Like many bacteria, P. aeruginosa exists predominantly as a biofilm in the environment. Pseudomonas species are known to form biofilms within host tissues (e.g. wounds, the lungs of cystic fibrosis patients), on medical devices (e.g. implants, catheters), and in water sources (e.g. pipes). The genome of P. aeruginosa, encodes 44 putative acetyltransferases and a recent global transposon screen found that over half of P. aeruginosa acetyltransferases are beneficial to host colonization. We aim to unravel the role acetylation plays in the formation and maintenance of P. aeruginosa biofilms and will unveil novel regulatory events that contribute to our understanding of infections.
How are acetylation and biofilms connected?
If we can understand how biofilms form or disperse, we can understand the best way to dismantle them in vivo. While ~80% of bacteria in the environment exist in biofilms, the role of acetylation in biofilms is largely unexplored. We seek to explore regulatory mechanisms of acetylation that are required for biofilm formation in P. aeruginosa. As geneticists, we determine function by deleting or overexpressing acetyltransferase genes and searching for relevant biofilm phenotypes. With these phenotypes, we dig deep into the mechanism of the acetyltransferase. We identify the acetyltransferse target (the hardest part) and carry out physiological studies that inform why a target would be regulated by acetylation in the first place. For example, if a transcriptional regulator is acetylated, does acetylation abolish DNA binding and induce transcription of biofilm formation genes? If so, how and why does the regulator become acetylated, and can we use that information to better treat chronic infections? Pathogenesis is inferred by physiology, so while we take a basic science approach, our research has clinical implications. As there are 44+ acetyltransferases and four deacetylases encoded in the P. aeruginosa genome, we are not hurting for projects. Pick your favorite and go!
How can we take advantage of the information we learn in our research to develop novel drugs for chronic infections?

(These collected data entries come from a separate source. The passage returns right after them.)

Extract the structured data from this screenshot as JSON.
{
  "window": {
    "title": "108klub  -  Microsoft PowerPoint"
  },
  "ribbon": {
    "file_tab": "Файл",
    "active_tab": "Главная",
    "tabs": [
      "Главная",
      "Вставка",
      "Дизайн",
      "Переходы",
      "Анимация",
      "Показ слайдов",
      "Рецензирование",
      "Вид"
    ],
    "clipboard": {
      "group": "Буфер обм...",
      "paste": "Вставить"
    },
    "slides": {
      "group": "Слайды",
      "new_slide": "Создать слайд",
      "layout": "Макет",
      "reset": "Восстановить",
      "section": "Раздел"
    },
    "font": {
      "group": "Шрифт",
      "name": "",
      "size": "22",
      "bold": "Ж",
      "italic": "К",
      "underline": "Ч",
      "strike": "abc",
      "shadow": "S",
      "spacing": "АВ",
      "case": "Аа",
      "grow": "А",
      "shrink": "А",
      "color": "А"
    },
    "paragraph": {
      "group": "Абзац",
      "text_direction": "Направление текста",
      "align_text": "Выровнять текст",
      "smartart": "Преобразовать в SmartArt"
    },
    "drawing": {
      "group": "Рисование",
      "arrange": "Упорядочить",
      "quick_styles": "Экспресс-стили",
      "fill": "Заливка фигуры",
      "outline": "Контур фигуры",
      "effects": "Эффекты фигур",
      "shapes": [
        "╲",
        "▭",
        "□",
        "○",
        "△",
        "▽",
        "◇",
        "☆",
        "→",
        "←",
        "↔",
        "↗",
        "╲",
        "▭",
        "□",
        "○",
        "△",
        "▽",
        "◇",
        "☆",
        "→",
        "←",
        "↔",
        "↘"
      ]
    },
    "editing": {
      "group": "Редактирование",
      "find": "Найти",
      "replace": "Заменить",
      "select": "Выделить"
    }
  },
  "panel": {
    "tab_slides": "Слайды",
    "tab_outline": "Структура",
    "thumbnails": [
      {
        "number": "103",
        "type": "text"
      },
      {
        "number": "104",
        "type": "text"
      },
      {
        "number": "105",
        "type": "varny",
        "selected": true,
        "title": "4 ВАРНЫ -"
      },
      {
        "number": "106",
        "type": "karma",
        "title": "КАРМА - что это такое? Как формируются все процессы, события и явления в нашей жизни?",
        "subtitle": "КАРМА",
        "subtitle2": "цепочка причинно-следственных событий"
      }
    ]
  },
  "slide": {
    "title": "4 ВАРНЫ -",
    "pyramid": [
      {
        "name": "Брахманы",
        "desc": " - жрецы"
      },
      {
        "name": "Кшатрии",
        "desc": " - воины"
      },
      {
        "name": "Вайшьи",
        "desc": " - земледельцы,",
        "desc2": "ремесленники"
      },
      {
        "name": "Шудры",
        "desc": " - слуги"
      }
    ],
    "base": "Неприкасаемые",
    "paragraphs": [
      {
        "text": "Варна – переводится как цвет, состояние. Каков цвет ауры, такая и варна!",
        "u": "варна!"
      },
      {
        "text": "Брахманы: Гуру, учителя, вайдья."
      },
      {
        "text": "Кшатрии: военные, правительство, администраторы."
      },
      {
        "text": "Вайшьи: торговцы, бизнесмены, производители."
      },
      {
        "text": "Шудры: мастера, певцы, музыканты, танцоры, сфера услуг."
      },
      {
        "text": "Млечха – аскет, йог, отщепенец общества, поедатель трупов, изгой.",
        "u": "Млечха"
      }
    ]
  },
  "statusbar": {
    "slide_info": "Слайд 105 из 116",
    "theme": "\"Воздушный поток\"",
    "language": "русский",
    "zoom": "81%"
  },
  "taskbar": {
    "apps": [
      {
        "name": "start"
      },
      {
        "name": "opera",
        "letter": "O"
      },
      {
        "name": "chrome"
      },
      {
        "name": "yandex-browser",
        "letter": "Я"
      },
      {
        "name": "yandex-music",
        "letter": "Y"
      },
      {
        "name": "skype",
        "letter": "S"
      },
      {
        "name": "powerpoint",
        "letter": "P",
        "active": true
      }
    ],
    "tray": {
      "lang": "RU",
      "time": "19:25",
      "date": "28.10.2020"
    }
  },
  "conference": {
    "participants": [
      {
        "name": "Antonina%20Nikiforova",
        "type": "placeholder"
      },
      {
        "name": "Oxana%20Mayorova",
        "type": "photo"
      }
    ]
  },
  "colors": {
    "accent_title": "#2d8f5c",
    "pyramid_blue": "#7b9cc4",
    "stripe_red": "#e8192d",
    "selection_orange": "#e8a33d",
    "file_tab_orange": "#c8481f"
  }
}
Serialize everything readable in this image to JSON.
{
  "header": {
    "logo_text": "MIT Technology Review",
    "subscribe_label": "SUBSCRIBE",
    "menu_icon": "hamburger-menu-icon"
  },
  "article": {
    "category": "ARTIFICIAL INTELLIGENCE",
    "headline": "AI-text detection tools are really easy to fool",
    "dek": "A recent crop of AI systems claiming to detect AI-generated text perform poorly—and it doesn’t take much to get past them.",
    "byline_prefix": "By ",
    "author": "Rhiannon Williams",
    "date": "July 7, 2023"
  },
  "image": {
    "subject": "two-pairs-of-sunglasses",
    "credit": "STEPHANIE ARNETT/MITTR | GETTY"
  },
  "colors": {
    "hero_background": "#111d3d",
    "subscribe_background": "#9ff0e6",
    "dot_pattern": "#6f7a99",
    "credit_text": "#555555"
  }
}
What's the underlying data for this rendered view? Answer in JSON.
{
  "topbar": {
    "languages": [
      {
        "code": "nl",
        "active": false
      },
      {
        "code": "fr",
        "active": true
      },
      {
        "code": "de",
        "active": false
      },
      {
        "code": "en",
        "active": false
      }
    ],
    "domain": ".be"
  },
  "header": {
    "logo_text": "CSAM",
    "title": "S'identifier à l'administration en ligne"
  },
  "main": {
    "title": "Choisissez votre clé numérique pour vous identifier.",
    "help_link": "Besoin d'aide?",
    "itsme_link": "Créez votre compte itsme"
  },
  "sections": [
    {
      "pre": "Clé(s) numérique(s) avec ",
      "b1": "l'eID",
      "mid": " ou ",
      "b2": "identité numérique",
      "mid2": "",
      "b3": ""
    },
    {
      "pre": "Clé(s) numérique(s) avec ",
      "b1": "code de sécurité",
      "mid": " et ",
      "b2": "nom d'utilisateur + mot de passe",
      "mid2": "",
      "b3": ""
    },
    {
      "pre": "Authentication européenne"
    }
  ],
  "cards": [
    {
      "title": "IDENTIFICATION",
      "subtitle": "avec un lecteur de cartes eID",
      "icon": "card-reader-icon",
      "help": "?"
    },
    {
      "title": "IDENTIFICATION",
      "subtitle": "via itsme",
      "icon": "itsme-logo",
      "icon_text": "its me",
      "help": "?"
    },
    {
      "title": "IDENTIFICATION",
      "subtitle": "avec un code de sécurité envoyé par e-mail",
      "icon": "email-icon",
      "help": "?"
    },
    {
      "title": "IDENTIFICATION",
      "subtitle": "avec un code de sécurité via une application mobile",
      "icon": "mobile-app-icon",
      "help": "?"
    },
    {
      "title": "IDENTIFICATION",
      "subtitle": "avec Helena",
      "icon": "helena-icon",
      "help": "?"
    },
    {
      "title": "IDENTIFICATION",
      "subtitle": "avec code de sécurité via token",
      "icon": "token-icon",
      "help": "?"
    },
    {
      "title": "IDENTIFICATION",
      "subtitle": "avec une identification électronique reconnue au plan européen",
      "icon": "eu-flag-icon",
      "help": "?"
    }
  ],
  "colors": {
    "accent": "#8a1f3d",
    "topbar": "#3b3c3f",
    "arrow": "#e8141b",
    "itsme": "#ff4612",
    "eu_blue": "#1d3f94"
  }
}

Once we understand the physiological regulatory requirements for survival in chronic wounds, we can begin to disentangle novel ways to disrupt pathogens in vivo. My postdoctoral project focused on this topic, and I was able to design an enzymatic therapeutic that targeted a core process required for biofilm maintenance. Through this disruption, Pseudomonas became more sensitive to clinical antibiotics. Current collaborations involve applying this enzyme therapeutic to chronic wound animal models to test its efficacy in vivo. As we discover new regulatory mechanisms of Pseudomonas biofilm formation (as outlined above), we will begin to develop novel therapeutics that target biofilm robustness. For example, does an acetylated small molecule contribute to biofilm formation? If so, can we discover or design a deacetylase that reverses the acetylation event and leaves Pseudomonas unable to build a biofilm or be vulnerable to antibiotics? As bacterial physiologists and basic scientists, we are aptly set up to use our knowledge to come up with creative ways to interrupt the homeostasis of the biofilm.